LWT is a form of research informing new work for the 5th Casablanca Biennale about issues of race and class. I had the pleasure of collaborating with Barbadian, Janelle Headley, the director of Operation Triple Threat (OTT), a Barbadian theatre company where this inaugural discursive art project kicked off on Saturday, July 18. A group of about 40 Bajans gathered according to COVID protocols at OTT. On arrival, participants were paired with partners of a different race and they engaged in intimate conversations, seated 3 feet apart, prompted by a menu of questions such as: When was the first time you were aware of your race/class or sensed you were different from others because of race/class? How have the forces of race, racism, class, and classism shaped your life?
This happened over two 45-minute sessions, followed by a group debate. I see LWT as an experiment in conversation as an art form itself, making us more curious and open and to ultimately foster human connection. It is designed for participants to speak about themselves while learning how to listen to others of a different race through questions focused on race, racism, class, and classism. Feedback suggests that participants valued the opportunity to hear themselves outside of their bubbles.

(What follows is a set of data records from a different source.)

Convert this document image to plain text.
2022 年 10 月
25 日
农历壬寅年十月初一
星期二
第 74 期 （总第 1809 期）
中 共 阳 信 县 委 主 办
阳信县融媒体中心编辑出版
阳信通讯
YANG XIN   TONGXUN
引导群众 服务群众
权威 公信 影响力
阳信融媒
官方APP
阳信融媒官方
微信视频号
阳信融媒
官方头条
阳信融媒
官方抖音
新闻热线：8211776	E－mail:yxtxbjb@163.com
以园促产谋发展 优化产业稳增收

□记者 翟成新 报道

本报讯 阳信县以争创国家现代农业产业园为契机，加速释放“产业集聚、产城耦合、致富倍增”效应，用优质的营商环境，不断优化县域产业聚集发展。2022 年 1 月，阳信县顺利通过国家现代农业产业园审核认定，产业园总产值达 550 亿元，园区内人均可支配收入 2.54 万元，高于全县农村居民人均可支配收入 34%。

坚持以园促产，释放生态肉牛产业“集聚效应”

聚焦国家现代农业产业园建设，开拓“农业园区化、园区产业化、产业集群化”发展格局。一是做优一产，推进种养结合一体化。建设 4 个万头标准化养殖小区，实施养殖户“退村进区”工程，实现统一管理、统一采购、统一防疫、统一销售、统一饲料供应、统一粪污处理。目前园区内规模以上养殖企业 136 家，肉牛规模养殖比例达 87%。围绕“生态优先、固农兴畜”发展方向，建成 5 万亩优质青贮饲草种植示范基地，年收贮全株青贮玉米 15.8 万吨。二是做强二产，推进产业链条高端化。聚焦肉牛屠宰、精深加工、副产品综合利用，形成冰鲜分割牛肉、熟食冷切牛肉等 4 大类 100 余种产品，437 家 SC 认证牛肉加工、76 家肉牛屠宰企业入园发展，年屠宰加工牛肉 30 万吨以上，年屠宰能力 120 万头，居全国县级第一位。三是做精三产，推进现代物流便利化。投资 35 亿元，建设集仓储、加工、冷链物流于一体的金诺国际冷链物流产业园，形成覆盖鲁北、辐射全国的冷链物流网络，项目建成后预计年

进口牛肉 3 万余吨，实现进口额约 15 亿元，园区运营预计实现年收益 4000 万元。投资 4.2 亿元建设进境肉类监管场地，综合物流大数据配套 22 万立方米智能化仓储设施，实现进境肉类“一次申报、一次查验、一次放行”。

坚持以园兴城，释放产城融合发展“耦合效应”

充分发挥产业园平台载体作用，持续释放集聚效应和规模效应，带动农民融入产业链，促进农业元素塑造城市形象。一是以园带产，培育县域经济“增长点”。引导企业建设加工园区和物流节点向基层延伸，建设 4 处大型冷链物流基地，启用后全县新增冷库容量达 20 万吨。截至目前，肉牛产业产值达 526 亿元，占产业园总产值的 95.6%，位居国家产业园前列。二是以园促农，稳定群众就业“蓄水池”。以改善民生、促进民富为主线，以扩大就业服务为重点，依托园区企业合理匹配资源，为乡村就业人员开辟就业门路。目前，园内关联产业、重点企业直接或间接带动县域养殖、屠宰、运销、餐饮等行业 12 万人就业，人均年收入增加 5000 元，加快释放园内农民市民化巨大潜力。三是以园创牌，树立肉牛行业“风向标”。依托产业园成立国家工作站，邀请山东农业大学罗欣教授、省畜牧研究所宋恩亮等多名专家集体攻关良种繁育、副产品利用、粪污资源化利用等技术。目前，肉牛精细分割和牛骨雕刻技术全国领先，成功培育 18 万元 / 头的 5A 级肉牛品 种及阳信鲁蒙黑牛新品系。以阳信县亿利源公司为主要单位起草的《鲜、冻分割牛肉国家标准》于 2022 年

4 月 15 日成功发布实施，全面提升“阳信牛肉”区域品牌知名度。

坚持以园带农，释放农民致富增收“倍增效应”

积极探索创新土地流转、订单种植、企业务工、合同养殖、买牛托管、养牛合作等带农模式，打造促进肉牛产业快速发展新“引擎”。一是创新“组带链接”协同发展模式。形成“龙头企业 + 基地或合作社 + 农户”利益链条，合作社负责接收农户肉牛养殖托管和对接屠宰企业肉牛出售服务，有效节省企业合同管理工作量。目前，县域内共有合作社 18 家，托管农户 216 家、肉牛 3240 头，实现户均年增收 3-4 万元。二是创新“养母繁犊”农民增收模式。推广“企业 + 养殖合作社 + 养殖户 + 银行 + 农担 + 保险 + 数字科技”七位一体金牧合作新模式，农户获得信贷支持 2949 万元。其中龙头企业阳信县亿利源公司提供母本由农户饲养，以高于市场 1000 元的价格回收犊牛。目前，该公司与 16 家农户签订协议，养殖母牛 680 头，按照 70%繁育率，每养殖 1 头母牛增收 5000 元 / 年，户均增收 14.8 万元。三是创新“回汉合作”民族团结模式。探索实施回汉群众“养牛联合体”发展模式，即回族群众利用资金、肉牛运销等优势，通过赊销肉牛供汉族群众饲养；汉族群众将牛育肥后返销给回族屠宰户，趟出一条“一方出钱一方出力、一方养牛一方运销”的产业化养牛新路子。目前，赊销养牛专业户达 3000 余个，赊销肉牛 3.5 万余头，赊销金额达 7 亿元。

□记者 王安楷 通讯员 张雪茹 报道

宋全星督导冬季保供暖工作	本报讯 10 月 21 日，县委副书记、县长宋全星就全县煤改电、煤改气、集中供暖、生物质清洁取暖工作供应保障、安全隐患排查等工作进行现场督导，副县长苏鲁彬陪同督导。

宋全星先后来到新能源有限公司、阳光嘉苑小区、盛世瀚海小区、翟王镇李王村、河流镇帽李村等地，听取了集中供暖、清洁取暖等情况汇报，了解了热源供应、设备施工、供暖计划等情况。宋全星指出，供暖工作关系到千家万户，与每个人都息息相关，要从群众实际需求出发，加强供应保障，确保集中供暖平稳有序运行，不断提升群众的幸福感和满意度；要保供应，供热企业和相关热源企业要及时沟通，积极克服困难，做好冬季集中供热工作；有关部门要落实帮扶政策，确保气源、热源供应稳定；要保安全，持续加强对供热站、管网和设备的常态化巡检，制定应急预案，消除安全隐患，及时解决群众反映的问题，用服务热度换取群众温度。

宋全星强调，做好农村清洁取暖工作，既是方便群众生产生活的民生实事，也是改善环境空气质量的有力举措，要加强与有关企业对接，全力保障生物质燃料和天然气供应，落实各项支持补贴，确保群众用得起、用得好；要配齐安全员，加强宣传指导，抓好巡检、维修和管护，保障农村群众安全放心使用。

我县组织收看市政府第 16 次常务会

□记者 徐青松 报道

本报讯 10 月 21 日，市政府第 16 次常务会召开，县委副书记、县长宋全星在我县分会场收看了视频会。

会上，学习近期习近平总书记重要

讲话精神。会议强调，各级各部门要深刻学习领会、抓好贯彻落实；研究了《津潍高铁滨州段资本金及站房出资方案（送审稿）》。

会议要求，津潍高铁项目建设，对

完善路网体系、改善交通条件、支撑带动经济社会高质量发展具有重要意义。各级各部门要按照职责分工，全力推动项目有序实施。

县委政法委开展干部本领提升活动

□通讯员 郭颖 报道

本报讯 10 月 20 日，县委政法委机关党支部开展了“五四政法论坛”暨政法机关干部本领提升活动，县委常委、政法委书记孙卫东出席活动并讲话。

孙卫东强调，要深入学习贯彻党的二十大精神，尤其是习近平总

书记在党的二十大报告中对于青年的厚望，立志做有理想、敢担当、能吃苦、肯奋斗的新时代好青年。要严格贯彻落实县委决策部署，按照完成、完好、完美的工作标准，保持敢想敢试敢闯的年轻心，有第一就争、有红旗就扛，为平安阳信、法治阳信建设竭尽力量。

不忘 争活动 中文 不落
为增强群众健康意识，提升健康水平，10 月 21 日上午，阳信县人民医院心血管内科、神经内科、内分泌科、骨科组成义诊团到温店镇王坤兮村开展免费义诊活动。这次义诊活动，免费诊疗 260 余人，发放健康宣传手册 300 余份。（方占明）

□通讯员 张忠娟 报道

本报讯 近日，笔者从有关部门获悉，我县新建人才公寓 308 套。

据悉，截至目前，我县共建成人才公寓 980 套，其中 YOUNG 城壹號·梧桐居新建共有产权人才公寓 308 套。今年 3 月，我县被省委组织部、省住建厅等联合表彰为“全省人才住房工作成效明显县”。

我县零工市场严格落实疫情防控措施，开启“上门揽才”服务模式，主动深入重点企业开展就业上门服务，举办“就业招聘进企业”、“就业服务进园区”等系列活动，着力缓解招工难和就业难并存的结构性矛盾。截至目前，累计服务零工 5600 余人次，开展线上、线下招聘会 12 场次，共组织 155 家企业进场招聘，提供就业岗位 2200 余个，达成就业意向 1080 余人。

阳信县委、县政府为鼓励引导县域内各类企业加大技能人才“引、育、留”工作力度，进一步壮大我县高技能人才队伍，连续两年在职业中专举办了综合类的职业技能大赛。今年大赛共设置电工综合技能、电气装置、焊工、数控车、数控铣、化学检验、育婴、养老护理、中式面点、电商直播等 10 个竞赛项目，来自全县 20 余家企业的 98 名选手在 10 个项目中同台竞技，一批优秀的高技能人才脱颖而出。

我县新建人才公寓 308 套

Shifting to my work as a cultural activist at Fresh Milk (FM), CATAPULT has been in the works since April when we were invited by Kingston Creative (KC) to respond to the severe impact that COVID-19 is having on creative people and the arts sector. A fund of US$320,000 from the Open Society Foundations was granted to the American Friends of Jamaica, facilitating KC and FM to design and deliver six programmes supporting artists, creatives and cultural practitioners across the Caribbean region.
The crisis is disproportionately impacting an already vulnerable creative sector in Small Island Developing States (SIDS), many of which lack the resources to provide adequate support to those working in the arts. Many artists work without safety nets and cannot access unemployment benefits which is why we are choosing to focus on cultural practitioners who do not have permanent employment at this time. Broad critical themes of Culture, Human Rights, Gender, LGBTQIA+ and Climate Justice from Caribbean perspectives are encouraged.
I am especially pleased that the grant is open to participants living and working in 34 countries across the Dutch, English, French, and Spanish speaking regions and see CATAPULT as an initiative which further coheres the region. A five-month comprehensive arts programme, it includes six projects of which Fresh Milk will manage two: the Stay Home Artist Residency and the Lockdown Virtual Salons. This will contribute to artists safely remaining in their studios and maintaining their art practice.
In between managing that programme with my colleague, Katherine Kennedy, I also plan to spend more time in my studio. Thank you for your generous questions, Marsha. I appreciate the Q&A project, its contribution to the visibility of the work our peers are doing and I am honoured to be a part of this. Gratitude and I wish you well.